Monday, October 11, 2004

Children and families needs share of surplus

VICTORIA - The voices of children aren't easily heard in our society, especially the thousands of children in foster care, or in families struggling to get by.
That's what makes Jane Morley's reminder that those children, along with the families of the mentally disabled, shouldn't be forgotten when it comes time to spend B.C.'s surplus.
Morley is the child and youth officer for B.C., the watchdog charged with ensuring we do right by the people served by the ministry of children and families.
The Liberals' New Era has been bad for those people, those children lugging their few belongings from foster home to foster home, or the families desperate for help in caring for a disabled child. Budgets have been chopped, and the ministry has been plagued by mismanagement and half-baked plans.
Now B.C. plans on a surplus of more than $1 billion this year, and even more in the next two years.
Everyone has ideas on how to spend it. Cut taxes. Get real per-student education funding back to where it was three years ago. Shorten waiting lists. Build roads.
"The advantages of tourism promotion, infrastructure enhancements and increased law enforcement resources, along with many other initiatives new and old, have been drawn to our attention by a multitude of thoughtful and articulate interest groups and public officials," Morley noted in a recent comment piece.
But children and families - or at least the most vulnerable ones - are often unheard in the competition for public attention and money.
The government's budget consultation questionnaire gives people a checklist of possible ways of using the surplus. The list doesn't include restoring cuts to the ministry, or improving the lot of children and families.
"In the competition for shares of what are always limited public resource (even with a budget surplus), the voices of children and youth are not loud: they need champions to ensure that they are not forgotten when scarce resources are allocated," Morley says.
The children's ministry has seen its budget cut by $145 million since the Liberals were elected. (Even though in opposition the Liberals, including Gordon Campbell, said the ministry didn't have enough money to do the required job.).
It's time to put a significant sum back into the ministry, Morley says.
"The existence of a surplus is an opportunity for the government to provide the up-front resources necessary to achieve its goal of transforming a child welfare system that has been in place for decades and which is not easily amenable to change," she says. Fund the cost of changing the way services are delivered. Provide money to figure out what works. Pay for the move towards local control, and get the money into communities so they can decide what needs to be done.

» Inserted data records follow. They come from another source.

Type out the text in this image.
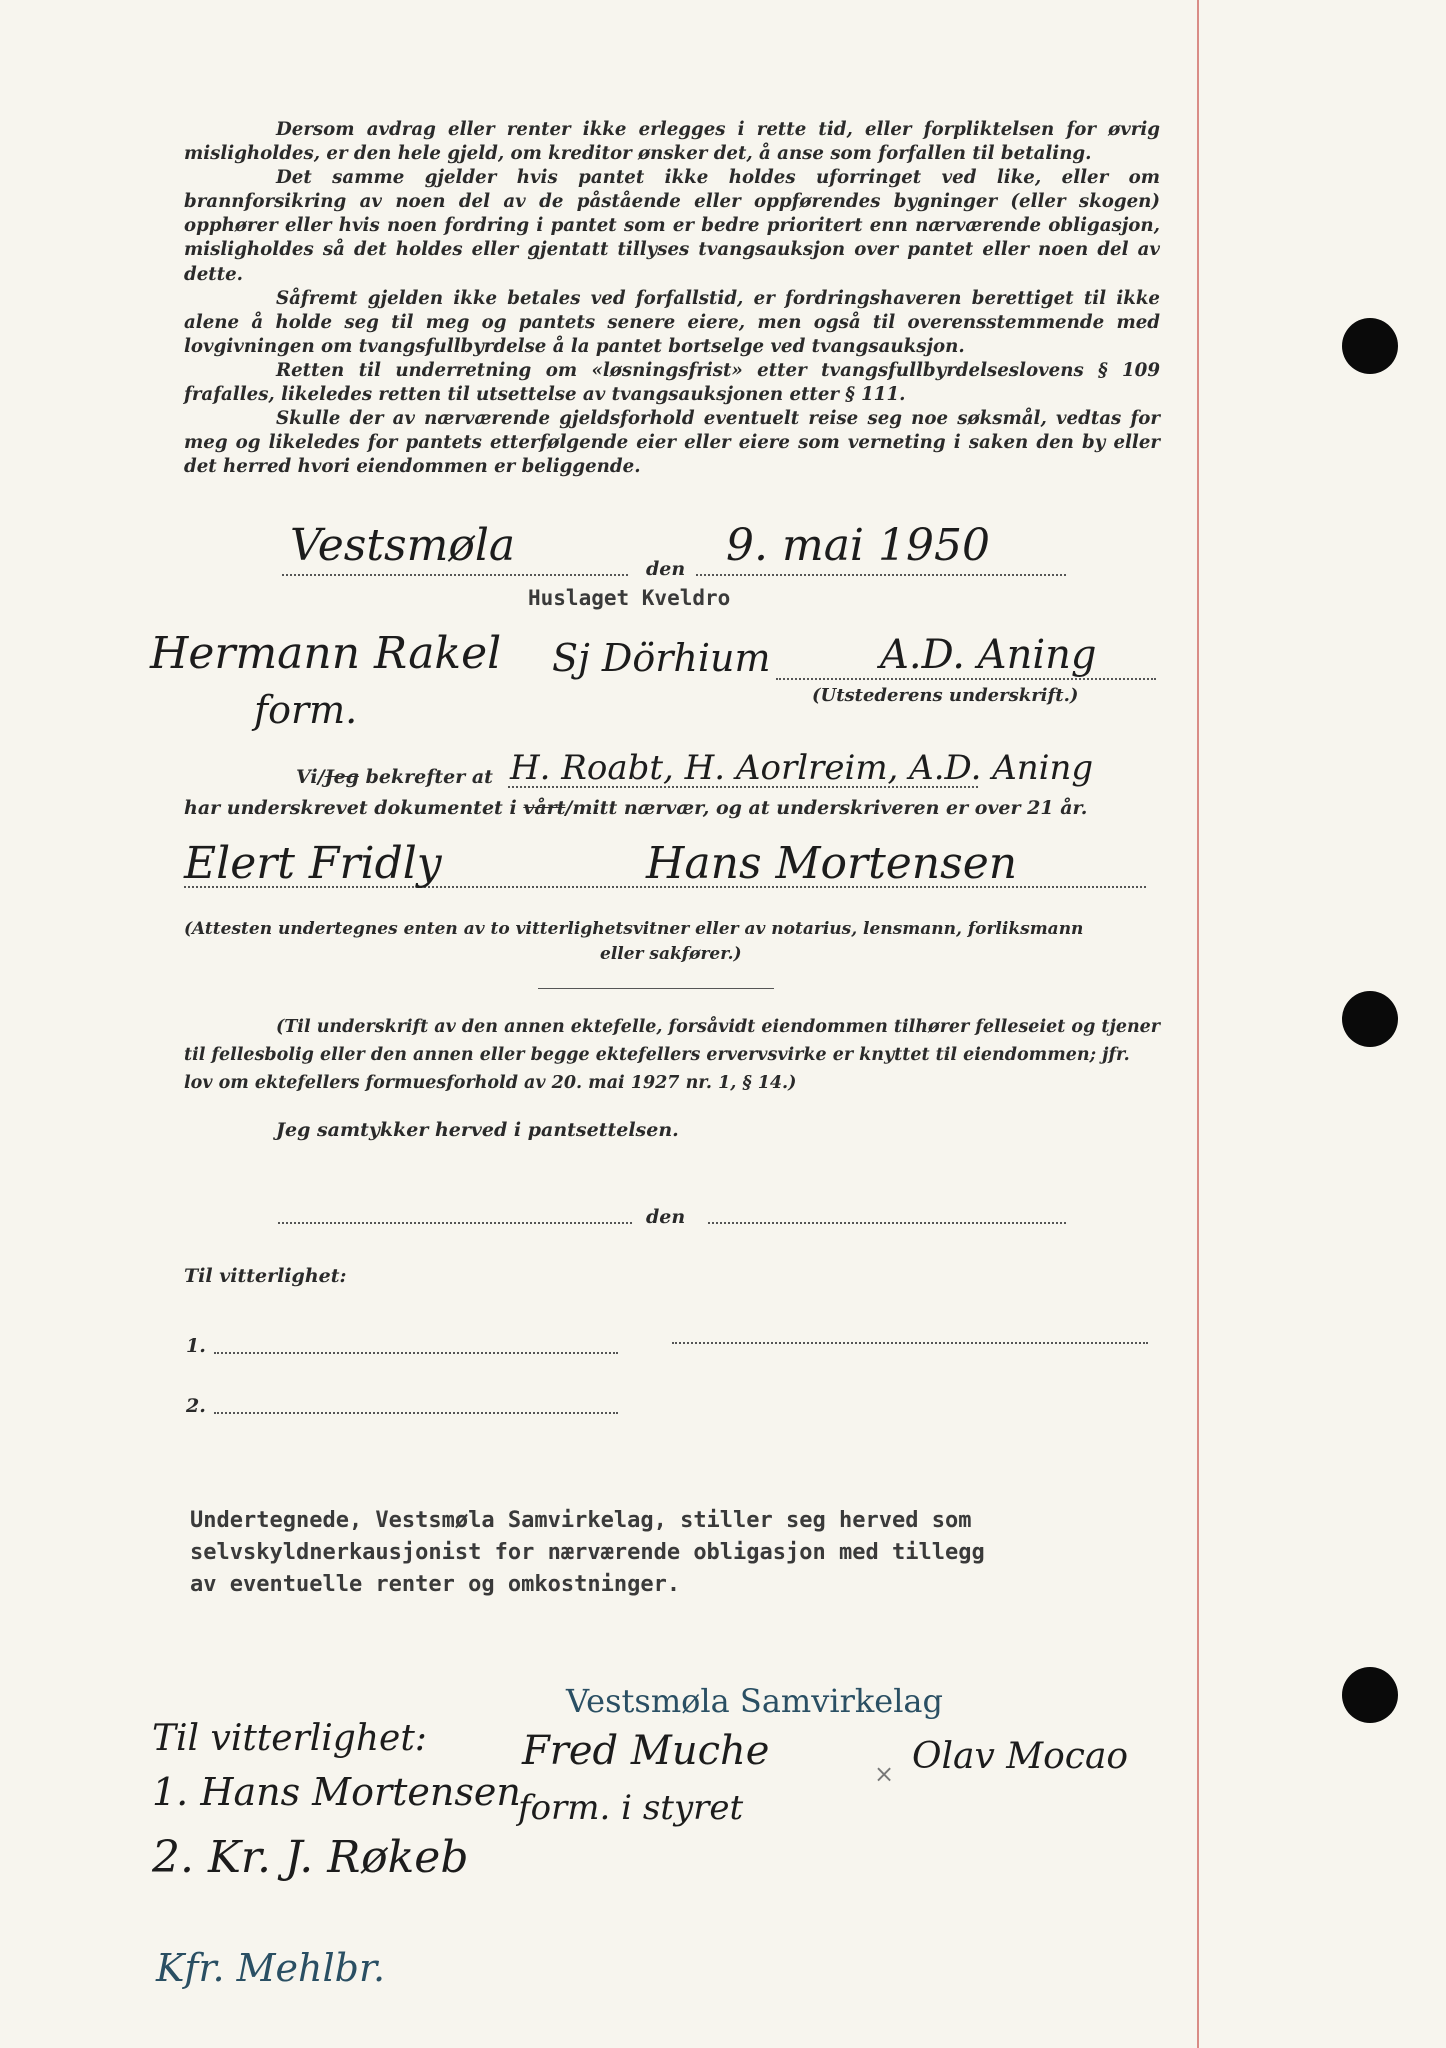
Dersom avdrag eller renter ikke erlegges i rette tid, eller forpliktelsen for øvrig misligholdes, er den hele gjeld, om kreditor ønsker det, å anse som forfallen til betaling.

Det samme gjelder hvis pantet ikke holdes uforringet ved like, eller om brannforsikring av noen del av de påstående eller oppførendes bygninger (eller skogen) opphører eller hvis noen fordring i pantet som er bedre prioritert enn nærværende obligasjon, misligholdes så det holdes eller gjentatt tillyses tvangsauksjon over pantet eller noen del av dette.

Såfremt gjelden ikke betales ved forfallstid, er fordringshaveren berettiget til ikke alene å holde seg til meg og pantets senere eiere, men også til overensstemmende med lovgivningen om tvangsfullbyrdelse å la pantet bortselge ved tvangsauksjon.

Retten til underretning om «løsningsfrist» etter tvangsfullbyrdelseslovens § 109 frafalles, likeledes retten til utsettelse av tvangsauksjonen etter § 111.

Skulle der av nærværende gjeldsforhold eventuelt reise seg noe søksmål, vedtas for meg og likeledes for pantets etterfølgende eier eller eiere som verneting i saken den by eller det herred hvori eiendommen er beliggende.

Vestsmøla	den 9. mai 1950
Huslaget Kveldro
Hermann Rakel
form.
Sj Dörhium	A.D. Aning
(Utstederens underskrift.)
Vi/Jeg bekrefter at H. Roabt, H. Aorlreim, A.D. Aning
har underskrevet dokumentet i vårt/mitt nærvær, og at underskriveren er over 21 år.
Elert Fridly	Hans Mortensen
(Attesten undertegnes enten av to vitterlighetsvitner eller av notarius, lensmann, forliksmann
eller sakfører.)
(Til underskrift av den annen ektefelle, forsåvidt eiendommen tilhører felleseiet og tjener
til fellesbolig eller den annen eller begge ektefellers ervervsvirke er knyttet til eiendommen; jfr.
lov om ektefellers formuesforhold av 20. mai 1927 nr. 1, § 14.)
Jeg samtykker herved i pantsettelsen.
den
Til vitterlighet:
1.
2.
Undertegnede, Vestsmøla Samvirkelag, stiller seg herved som
selvskyldnerkausjonist for nærværende obligasjon med tillegg
av eventuelle renter og omkostninger.
Vestsmøla Samvirkelag
Fred Muche
form. i styret
× Olav Mocao
Til vitterlighet:
1. Hans Mortensen
2. Kr. J. Røkeb
Kfr. Mehlbr.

"Real transformations do not come about easily or cheaply," she says. "The government should now spend some of the surplus that has become available on the children and youth in British Columbia."
Morley isn't alone. The BC Association for Community Living has also asked the government to reverse the cuts to ease a "crisis" in services for disabled adults.
The association has been a big defender of the government, keen to see the transition to an independent authority and willing to try and cope with reduced budgets.
Executive director Laney Bryenton says things have just gone too far. Waiting lists for services are growing, and families - including some elderly parents caring for adult children with mental disabilities - are stretched to the breaking point.
It's time to push for more money, she says, or at least the return of the money that was cut - and helped create the surplus.
Morley gets the last word.
"The voices of children and youth are not loud," she said in a report earlier this year. "They need champions to ensure that they are not forgotten when scarce resources are allocated."
Consider it a personal challenge.
Footnote: The money available to support children and families has been cut by eight per cent since the election. At the same time, inflation has pushed up the cost of providing most service by up to 10 per cent. All in a ministry Campbell used to argue was under-funded by the NDP.